Sandrine (Louise Bourgoin), au chômage depuis 8 mois, est contrainte de retourner vivre chez sa mère à Roubaix parce qu’elle ne peut plus payer son loyer. Elle accepte, provisoirement, de travailler dans le chenil que tient son oncle, Henri (Jean-Hughes Anglade). Comme il lui fait confiance, elle est de la famille, il la mêle à ses trafics particulièrement glauques de chiens. Elle s’adapte vite et bien à l’univers très masculin de ce travail à la fois pénible, en partie illégal, si bien d’ailleurs qu’elle fait même des transactions à l’insu d’Henri, pour son propre compte.

La pression de cet univers violent est néanmoins trop forte, d’autant qu’elle garde secrets tous ses sentiments : elle finit par craquer en excitant les chiens jusqu’à ce que l’un d’entre eux la blesse grièvement. Après sa longue hospitalisation, elle semble « rebondir » sans que l’on sache trop comment et redécouvrir une certaine joie de vivre, l’amour peut-être et surtout le goût et l’estime de de soi lors d’une fin où elle se baigne dans la mer, heureuse, ou simplement allégée.

Le personnage principal est une femme : c’est d’autant moins anodin que cette qualité ne « joue » que dans le rapport que Sandrine a avec un personnage secondaire, Pierre, qui tombe amoureux d’elle et trouve d’ailleurs que ce travail n’est pas fait pour elle. Et si le contraste est flagrant quand elle se retrouve au milieu de trafiquants, qui n’en ont rien à faire qu’elle soit une femme (elle est un concurrent comme les autres), elle s’impose à eux de la même manière que le ferait un homme [1].

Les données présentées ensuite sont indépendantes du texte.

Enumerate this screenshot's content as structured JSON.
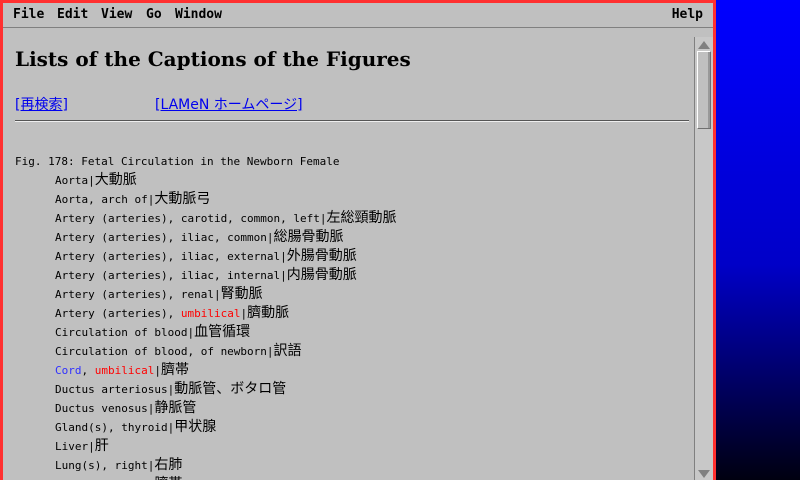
{
  "menubar": {
    "file": "File",
    "edit": "Edit",
    "view": "View",
    "go": "Go",
    "window": "Window",
    "help": "Help"
  },
  "page": {
    "title": "Lists of the Captions of the Figures",
    "links": {
      "research": "[再検索]",
      "home": "[LAMeN ホームページ]"
    },
    "figure": "Fig. 178: Fetal Circulation in the Newborn Female"
  },
  "entries": [
    {
      "en": "Aorta",
      "jp": "大動脈"
    },
    {
      "en": "Aorta, arch of",
      "jp": "大動脈弓"
    },
    {
      "en": "Artery (arteries), carotid, common, left",
      "jp": "左総頸動脈"
    },
    {
      "en": "Artery (arteries), iliac, common",
      "jp": "総腸骨動脈"
    },
    {
      "en": "Artery (arteries), iliac, external",
      "jp": "外腸骨動脈"
    },
    {
      "en": "Artery (arteries), iliac, internal",
      "jp": "内腸骨動脈"
    },
    {
      "en": "Artery (arteries), renal",
      "jp": "腎動脈"
    },
    {
      "en_prefix": "Artery (arteries), ",
      "en_red": "umbilical",
      "jp": "臍動脈"
    },
    {
      "en": "Circulation of blood",
      "jp": "血管循環"
    },
    {
      "en": "Circulation of blood, of newborn",
      "jp": "訳語"
    },
    {
      "en_blue": "Cord",
      "en_mid": ", ",
      "en_red": "umbilical",
      "jp": "臍帯"
    },
    {
      "en": "Ductus arteriosus",
      "jp": "動脈管、ボタロ管"
    },
    {
      "en": "Ductus venosus",
      "jp": "静脈管"
    },
    {
      "en": "Gland(s), thyroid",
      "jp": "甲状腺"
    },
    {
      "en": "Liver",
      "jp": "肝"
    },
    {
      "en": "Lung(s), right",
      "jp": "右肺"
    },
    {
      "en_red": "Umbilical cord",
      "jp": "臍帯"
    }
  ],
  "separator": "|",
  "colors": {
    "background": "#c0c0c0",
    "window_border": "#ff3030",
    "link": "#0000ee",
    "highlight_red": "#ff0000",
    "highlight_blue": "#3030ff",
    "desktop": "#0000ff"
  }
}
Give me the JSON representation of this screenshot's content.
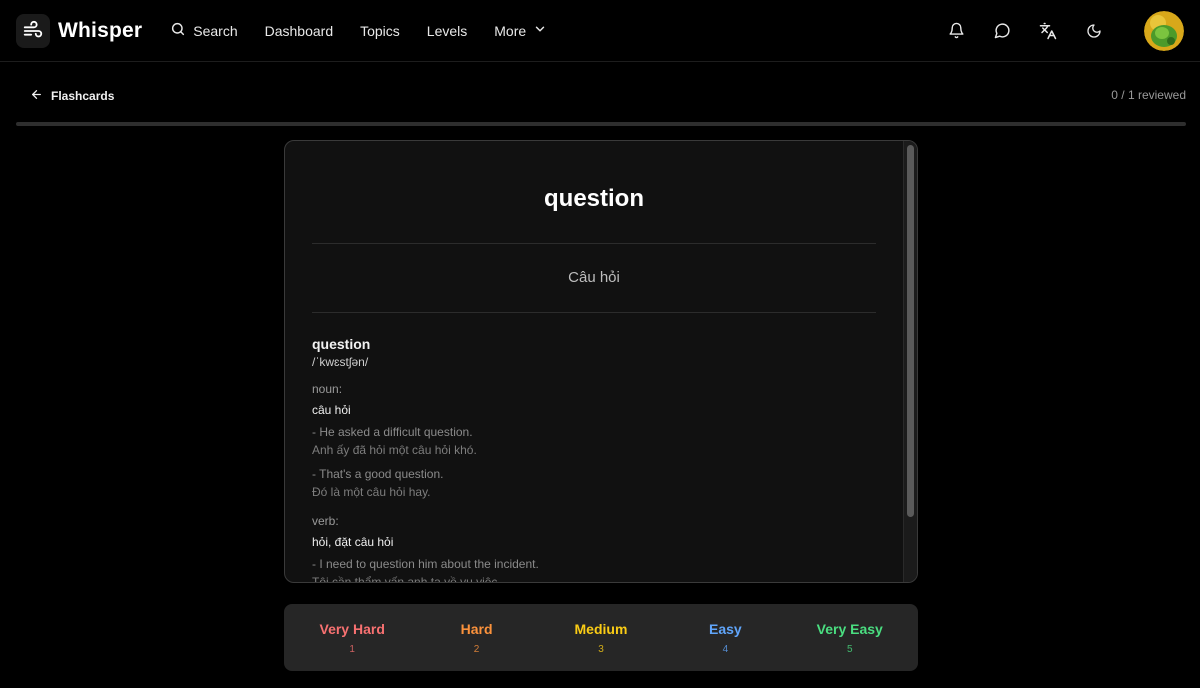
{
  "app": {
    "name": "Whisper"
  },
  "nav": {
    "search": "Search",
    "dashboard": "Dashboard",
    "topics": "Topics",
    "levels": "Levels",
    "more": "More"
  },
  "header_icons": [
    "bell-icon",
    "chat-icon",
    "translate-icon",
    "moon-icon"
  ],
  "subheader": {
    "back_label": "Flashcards",
    "progress_text": "0 / 1 reviewed",
    "progress_fraction": 0
  },
  "card": {
    "word": "question",
    "translation": "Câu hỏi",
    "entry_word": "question",
    "ipa": "/ˈkwɛstʃən/",
    "senses": [
      {
        "pos": "noun:",
        "meaning": "câu hỏi",
        "examples": [
          {
            "en": "- He asked a difficult question.",
            "vi": "Anh ấy đã hỏi một câu hỏi khó."
          },
          {
            "en": "- That's a good question.",
            "vi": "Đó là một câu hỏi hay."
          }
        ]
      },
      {
        "pos": "verb:",
        "meaning": "hỏi, đặt câu hỏi",
        "examples": [
          {
            "en": "- I need to question him about the incident.",
            "vi": "Tôi cần thẩm vấn anh ta về vụ việc."
          }
        ]
      }
    ]
  },
  "ratings": [
    {
      "label": "Very Hard",
      "key": "1",
      "color": "#f87171"
    },
    {
      "label": "Hard",
      "key": "2",
      "color": "#fb923c"
    },
    {
      "label": "Medium",
      "key": "3",
      "color": "#facc15"
    },
    {
      "label": "Easy",
      "key": "4",
      "color": "#60a5fa"
    },
    {
      "label": "Very Easy",
      "key": "5",
      "color": "#4ade80"
    }
  ]
}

Sandrine est coiffée à la garçonne et porte une tenue de travail adéquate et donc androgyne (son oncle propose tout de même de lui acheter des bottes à sa taille mais c’est la seule concession, ironique, à sa féminité !) ; dans sa manière d’être, de marcher (dès le début du film quand elle porte son lourd barda), elle a le comportement de quelqu’un de jeune, déterminé, solide. D’ailleurs son oncle l’affecte d’emblée à la tâche la plus ingrate, la plus pénible physiquement, le nettoyage des box des chiens qu’il s’agit de frotter énergiquement : même s’il la met clairement à l’épreuve, il agirait de même avec un jeune homme, d’autant qu’il affirme n’avoir pas été satisfait de ses précédents apprentis (il évoque très vite son désir de transmettre son affaire et il est évident qu’il pense à elle : il lui confie même être content qu’elle soit là parce qu’il n’aime pas être seul).

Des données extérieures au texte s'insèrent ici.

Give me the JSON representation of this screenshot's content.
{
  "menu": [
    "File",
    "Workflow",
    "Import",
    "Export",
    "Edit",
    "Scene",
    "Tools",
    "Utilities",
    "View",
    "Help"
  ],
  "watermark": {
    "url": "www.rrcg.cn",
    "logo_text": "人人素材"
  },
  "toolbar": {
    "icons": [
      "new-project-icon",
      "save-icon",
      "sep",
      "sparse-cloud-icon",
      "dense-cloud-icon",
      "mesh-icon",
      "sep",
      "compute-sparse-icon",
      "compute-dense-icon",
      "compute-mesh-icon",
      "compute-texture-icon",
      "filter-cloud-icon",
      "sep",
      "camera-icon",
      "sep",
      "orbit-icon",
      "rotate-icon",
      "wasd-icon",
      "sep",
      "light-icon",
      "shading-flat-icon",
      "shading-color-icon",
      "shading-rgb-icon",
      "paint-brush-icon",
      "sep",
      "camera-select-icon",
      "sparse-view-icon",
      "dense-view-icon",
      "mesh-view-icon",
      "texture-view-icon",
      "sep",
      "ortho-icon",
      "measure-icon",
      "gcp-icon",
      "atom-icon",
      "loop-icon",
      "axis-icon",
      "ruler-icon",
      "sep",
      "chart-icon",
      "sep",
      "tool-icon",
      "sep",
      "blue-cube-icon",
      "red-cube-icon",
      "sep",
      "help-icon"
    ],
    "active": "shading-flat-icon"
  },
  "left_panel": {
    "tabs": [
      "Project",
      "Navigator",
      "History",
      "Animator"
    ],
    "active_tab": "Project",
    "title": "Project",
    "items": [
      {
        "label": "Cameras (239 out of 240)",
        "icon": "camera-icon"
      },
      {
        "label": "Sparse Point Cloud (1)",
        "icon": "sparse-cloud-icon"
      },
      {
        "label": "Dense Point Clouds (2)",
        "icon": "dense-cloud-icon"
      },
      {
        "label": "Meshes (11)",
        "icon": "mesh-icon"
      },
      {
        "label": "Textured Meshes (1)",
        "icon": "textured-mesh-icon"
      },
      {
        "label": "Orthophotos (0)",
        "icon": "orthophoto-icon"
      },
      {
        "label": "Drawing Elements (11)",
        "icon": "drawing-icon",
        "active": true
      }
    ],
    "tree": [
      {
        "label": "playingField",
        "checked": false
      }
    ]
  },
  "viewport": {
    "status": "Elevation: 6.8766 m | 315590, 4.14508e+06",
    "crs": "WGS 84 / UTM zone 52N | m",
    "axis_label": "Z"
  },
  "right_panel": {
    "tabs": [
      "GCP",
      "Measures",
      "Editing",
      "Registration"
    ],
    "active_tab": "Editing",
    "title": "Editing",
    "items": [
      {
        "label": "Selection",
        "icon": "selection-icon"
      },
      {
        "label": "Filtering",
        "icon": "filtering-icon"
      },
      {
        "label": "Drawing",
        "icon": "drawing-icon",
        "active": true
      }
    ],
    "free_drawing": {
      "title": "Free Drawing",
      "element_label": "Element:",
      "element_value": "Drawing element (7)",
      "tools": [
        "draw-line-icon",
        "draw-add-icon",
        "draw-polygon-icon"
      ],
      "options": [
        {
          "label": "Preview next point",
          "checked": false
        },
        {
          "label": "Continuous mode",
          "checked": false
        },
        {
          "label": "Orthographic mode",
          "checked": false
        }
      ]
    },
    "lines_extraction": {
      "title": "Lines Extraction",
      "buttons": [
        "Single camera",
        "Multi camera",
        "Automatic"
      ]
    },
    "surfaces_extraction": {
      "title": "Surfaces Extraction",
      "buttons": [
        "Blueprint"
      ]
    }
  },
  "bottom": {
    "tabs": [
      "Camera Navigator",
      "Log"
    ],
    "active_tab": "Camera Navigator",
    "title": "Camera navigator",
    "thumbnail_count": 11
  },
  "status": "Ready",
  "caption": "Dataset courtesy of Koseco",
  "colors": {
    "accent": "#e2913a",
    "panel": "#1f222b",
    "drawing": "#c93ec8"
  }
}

On ne sait rien de la vie d’avant de Sandrine, ni quel était son emploi précédent, ni si elle a une quelconque formation, donc un métier. Tout cela, c’est du passé et n’a aucune importance parce qu’elle repart à zéro. De même, si on ne sait rien non plus de sa vie affective d’avant, elle semble tout à fait à son aise et sa réaction le prouve quand Pierre la reçoit tout nu « pour montrer sa fragilité » : elle s’étonne bien sûr, détourne à peine les yeux, et demande « tu veux qu’on fasse l’amour ? » ; elle s’excuse presque de ne pas envisager leur relation sous cette forme (« je sais que ça ne marcherait pas entre nous »).

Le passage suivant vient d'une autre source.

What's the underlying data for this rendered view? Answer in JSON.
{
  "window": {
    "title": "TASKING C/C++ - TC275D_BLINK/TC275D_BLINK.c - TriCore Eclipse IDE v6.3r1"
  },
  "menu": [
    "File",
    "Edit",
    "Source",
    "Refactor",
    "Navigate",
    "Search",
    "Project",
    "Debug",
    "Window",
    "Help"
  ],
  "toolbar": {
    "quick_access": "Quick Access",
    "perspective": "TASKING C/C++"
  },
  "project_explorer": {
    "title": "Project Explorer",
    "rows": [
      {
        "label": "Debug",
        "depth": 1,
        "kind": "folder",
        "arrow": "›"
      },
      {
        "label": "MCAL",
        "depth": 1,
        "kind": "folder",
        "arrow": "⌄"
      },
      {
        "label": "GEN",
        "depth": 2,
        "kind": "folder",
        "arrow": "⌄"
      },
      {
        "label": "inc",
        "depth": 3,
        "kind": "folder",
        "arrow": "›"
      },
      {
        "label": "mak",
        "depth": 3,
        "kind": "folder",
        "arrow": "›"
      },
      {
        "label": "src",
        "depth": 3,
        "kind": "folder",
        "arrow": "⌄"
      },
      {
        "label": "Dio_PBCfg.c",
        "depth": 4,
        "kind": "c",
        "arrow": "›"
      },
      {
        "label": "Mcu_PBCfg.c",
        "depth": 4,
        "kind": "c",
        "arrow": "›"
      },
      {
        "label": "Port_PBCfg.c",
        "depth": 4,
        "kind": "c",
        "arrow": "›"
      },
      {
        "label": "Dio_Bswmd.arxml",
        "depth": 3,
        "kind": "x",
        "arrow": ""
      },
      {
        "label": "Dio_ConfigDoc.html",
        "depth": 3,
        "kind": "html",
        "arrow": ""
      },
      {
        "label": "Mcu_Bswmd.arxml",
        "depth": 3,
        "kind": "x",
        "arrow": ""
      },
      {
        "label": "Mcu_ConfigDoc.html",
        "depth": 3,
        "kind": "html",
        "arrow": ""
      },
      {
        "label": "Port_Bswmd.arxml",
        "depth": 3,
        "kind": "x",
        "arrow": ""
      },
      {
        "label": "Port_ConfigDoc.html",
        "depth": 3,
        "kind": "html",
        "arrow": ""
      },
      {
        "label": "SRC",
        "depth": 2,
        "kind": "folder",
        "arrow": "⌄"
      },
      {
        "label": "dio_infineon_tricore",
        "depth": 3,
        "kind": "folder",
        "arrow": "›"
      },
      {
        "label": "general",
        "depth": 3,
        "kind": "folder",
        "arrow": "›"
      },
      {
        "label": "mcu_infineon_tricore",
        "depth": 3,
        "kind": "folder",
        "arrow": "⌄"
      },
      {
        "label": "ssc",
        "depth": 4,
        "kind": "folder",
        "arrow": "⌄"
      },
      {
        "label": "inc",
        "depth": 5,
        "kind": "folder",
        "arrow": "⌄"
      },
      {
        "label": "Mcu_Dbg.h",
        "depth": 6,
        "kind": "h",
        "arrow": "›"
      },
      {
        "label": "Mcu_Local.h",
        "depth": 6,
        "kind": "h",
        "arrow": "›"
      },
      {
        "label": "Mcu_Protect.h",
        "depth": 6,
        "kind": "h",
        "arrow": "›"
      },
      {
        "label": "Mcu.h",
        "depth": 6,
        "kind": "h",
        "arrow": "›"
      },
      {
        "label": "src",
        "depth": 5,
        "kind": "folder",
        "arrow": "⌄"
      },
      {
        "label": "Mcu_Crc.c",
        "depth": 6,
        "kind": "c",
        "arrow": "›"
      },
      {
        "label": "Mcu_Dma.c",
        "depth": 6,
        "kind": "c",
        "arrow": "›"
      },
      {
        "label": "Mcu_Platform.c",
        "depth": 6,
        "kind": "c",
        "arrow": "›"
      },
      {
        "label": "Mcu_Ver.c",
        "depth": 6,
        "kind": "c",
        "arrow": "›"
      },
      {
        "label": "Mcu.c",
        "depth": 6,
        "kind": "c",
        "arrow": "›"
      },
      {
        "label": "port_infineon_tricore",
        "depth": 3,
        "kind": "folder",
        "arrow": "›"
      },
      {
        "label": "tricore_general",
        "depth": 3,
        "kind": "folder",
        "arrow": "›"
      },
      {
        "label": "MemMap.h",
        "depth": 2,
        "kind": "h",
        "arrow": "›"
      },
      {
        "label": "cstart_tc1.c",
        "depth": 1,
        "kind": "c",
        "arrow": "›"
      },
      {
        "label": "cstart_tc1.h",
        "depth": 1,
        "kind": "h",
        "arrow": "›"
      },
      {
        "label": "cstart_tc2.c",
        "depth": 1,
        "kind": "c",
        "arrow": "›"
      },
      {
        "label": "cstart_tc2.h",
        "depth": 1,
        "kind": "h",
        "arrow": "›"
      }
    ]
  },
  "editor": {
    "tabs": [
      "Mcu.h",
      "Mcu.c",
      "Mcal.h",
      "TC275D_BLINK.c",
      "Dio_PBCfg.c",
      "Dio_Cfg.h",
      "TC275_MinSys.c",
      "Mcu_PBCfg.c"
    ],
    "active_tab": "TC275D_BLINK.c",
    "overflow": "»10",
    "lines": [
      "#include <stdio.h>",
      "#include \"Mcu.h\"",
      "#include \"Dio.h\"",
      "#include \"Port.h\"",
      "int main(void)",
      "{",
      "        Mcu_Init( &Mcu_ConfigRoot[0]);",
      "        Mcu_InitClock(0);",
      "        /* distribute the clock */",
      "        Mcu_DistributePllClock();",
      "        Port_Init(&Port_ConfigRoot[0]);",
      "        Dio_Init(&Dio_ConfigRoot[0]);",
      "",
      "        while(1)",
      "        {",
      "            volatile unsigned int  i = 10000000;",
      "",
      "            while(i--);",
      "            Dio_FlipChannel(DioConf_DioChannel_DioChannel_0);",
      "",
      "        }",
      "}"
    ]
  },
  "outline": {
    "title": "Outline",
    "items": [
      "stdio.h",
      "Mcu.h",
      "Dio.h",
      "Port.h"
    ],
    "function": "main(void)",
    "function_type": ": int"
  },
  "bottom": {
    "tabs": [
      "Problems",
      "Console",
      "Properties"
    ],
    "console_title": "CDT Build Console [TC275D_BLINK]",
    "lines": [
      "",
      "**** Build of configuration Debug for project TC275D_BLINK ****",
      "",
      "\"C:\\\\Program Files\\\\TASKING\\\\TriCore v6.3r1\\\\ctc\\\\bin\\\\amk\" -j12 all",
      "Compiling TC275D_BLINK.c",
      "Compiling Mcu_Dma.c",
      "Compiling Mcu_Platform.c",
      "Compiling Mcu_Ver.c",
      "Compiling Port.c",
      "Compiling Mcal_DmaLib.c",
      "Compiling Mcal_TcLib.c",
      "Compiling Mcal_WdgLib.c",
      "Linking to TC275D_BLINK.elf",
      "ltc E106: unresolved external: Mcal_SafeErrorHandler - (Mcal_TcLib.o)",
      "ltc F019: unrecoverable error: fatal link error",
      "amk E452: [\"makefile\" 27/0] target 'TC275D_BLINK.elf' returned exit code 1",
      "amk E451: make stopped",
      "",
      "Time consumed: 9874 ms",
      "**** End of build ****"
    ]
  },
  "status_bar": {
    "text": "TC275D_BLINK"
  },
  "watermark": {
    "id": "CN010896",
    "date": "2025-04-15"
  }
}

Du coup ce qui aurait dû paraitre comme une agression sexuelle devient une demande maladroite dont Pierre, piteux, s’excuse. Très significativement, à la fin quand elle semble tourner la page une nouvelle fois, elle viendra chez lui et, en écho avec la scène décrite à l’instant, se déshabillera complètement avant de toquer à sa porte, comme une offrande qu’elle lui fait, comme une réappropriation de son corps surtout, accréditant l’idée que tout ceci était une parenthèse dans sa vie de femme, parce que ce travail n’aurait pas été pour elle.

Devrait-on voir, dans cet épilogue, la morale (réactionnaire ?) du film ? Ce serait une erreur. En effet, ce travail n’est pour personne, ou plutôt cette manière de le faire ne convient à personne, femme ou homme. Et c’est pourquoi il est si intéressant, et efficace, que le personnage principal soit féminin : la dureté de ce rapport au travail est d’autant plus flagrante que c’est une jeune et belle personne qui y est confrontée, et cette confrontation convoque les stéréotypes dont nous sommes tous imprégnés [2]. Ce pourrait être un beau métier d’élever des chiens, presque une vocation : ils sont mignons, tout petits, fragiles.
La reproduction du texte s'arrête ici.